As the American industry continues to rebound, and American dealers start to re-stock inventories with new 2012 models, there’s also news that some of America’s biggest lenders are getting a bit more expansive with their auto loan programs. One part of the equation that we’ve been asking about lately is the consumer’s ability to buy. Even with more cars on the market, and Japanese auto makers recovering from crises earlier this year, it makes sense to evaluate how American drivers will be able to afford new or late model cars in this economy.
New reports from news agency Reuters show that some major established lenders, including big banks, are starting to provide more auto loans to the huge percentage of the American population who are considered subprime.
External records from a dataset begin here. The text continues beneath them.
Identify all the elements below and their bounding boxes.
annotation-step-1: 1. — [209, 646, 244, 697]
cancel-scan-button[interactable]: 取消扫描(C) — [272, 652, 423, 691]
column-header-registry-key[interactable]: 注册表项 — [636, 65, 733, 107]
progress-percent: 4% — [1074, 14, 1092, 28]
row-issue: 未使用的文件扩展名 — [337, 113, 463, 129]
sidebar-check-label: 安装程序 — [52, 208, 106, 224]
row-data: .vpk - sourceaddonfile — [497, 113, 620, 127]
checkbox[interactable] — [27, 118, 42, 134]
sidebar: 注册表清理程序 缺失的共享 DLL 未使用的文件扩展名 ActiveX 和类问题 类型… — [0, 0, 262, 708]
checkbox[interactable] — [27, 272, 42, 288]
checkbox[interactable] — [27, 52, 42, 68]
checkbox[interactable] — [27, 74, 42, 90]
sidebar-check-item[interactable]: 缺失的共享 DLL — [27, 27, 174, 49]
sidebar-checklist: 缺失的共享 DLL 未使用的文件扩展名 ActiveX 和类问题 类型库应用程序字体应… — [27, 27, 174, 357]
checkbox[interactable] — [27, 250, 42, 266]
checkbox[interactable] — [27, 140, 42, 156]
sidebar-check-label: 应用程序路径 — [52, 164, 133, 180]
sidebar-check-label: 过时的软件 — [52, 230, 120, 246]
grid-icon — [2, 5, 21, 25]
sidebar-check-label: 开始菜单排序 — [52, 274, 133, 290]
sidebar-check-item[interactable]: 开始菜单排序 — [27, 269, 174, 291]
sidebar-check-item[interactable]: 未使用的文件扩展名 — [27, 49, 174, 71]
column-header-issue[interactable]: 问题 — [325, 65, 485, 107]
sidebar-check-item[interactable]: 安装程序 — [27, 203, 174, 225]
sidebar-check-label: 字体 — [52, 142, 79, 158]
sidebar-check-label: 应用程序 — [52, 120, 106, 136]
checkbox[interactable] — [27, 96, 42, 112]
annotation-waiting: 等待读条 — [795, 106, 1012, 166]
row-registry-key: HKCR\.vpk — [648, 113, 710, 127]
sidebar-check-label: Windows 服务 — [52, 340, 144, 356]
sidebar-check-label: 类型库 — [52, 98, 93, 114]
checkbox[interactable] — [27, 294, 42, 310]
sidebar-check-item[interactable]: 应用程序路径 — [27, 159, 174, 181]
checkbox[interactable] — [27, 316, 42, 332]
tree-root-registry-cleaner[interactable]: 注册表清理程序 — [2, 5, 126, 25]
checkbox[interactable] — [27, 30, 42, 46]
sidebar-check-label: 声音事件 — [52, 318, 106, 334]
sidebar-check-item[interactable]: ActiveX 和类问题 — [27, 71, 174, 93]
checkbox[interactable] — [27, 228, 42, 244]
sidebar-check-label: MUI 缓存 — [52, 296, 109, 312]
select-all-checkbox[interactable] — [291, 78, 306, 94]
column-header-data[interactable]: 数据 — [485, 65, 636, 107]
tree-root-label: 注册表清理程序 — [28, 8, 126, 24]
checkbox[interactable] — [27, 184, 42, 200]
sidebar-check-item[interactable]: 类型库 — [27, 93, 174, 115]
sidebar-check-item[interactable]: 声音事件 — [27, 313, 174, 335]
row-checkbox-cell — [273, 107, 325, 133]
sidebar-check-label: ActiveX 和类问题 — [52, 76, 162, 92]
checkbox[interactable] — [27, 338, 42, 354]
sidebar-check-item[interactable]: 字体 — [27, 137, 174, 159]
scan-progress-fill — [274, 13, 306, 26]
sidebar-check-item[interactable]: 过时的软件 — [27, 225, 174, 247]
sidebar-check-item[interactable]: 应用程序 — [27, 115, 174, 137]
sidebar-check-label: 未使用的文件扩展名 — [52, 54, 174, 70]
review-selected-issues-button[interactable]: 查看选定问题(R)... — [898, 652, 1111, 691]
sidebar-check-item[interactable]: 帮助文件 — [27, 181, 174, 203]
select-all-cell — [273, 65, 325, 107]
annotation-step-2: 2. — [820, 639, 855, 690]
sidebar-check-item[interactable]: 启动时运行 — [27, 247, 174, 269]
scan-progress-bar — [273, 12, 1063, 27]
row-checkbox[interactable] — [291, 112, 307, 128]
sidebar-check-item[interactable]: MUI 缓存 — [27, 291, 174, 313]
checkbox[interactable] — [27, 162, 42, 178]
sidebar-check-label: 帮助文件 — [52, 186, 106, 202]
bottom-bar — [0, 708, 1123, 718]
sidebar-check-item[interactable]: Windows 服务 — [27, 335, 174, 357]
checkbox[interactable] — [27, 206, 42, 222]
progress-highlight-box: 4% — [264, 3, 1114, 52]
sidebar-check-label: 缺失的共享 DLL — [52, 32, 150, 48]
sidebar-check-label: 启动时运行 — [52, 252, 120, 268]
Subprime borrowers are individuals with a credit score under a certain benchmark, usually around 660 or 640. There are many reasons that someone can be considered subprime, and many of them are the same kinds of events that have happened to a greater segment of Americans in the last few years: unemployment, foreclosure on a home, lowered income causing critical budget problems, and any kind of default on credit.
The move to embrace subprime auto loans shows that lenders are serious about meeting customers halfway. The cynic would say that this is simply motivated by necessity; as banks run out of wealthy folks to lend to, they will need to find common ground with the subprime community. But this is also good news for those who really want to finance part of a new or used car purchase. Consumers should see lenders ease up on auto loan restrictions in the months to come, which means better chances for American individuals and families visiting dealer’s lots. There is a disclaimer to be made here: even though big lenders are becoming a bit more generous with their lending, individual dealerships might still hold their cards close to the vest and try to get higher interest rates, even from those with pretty good credit. That means for the best results, it’s critical to shop around to different lenders to figure out what you qualify for, rather than just accepting the first financing deal that comes along.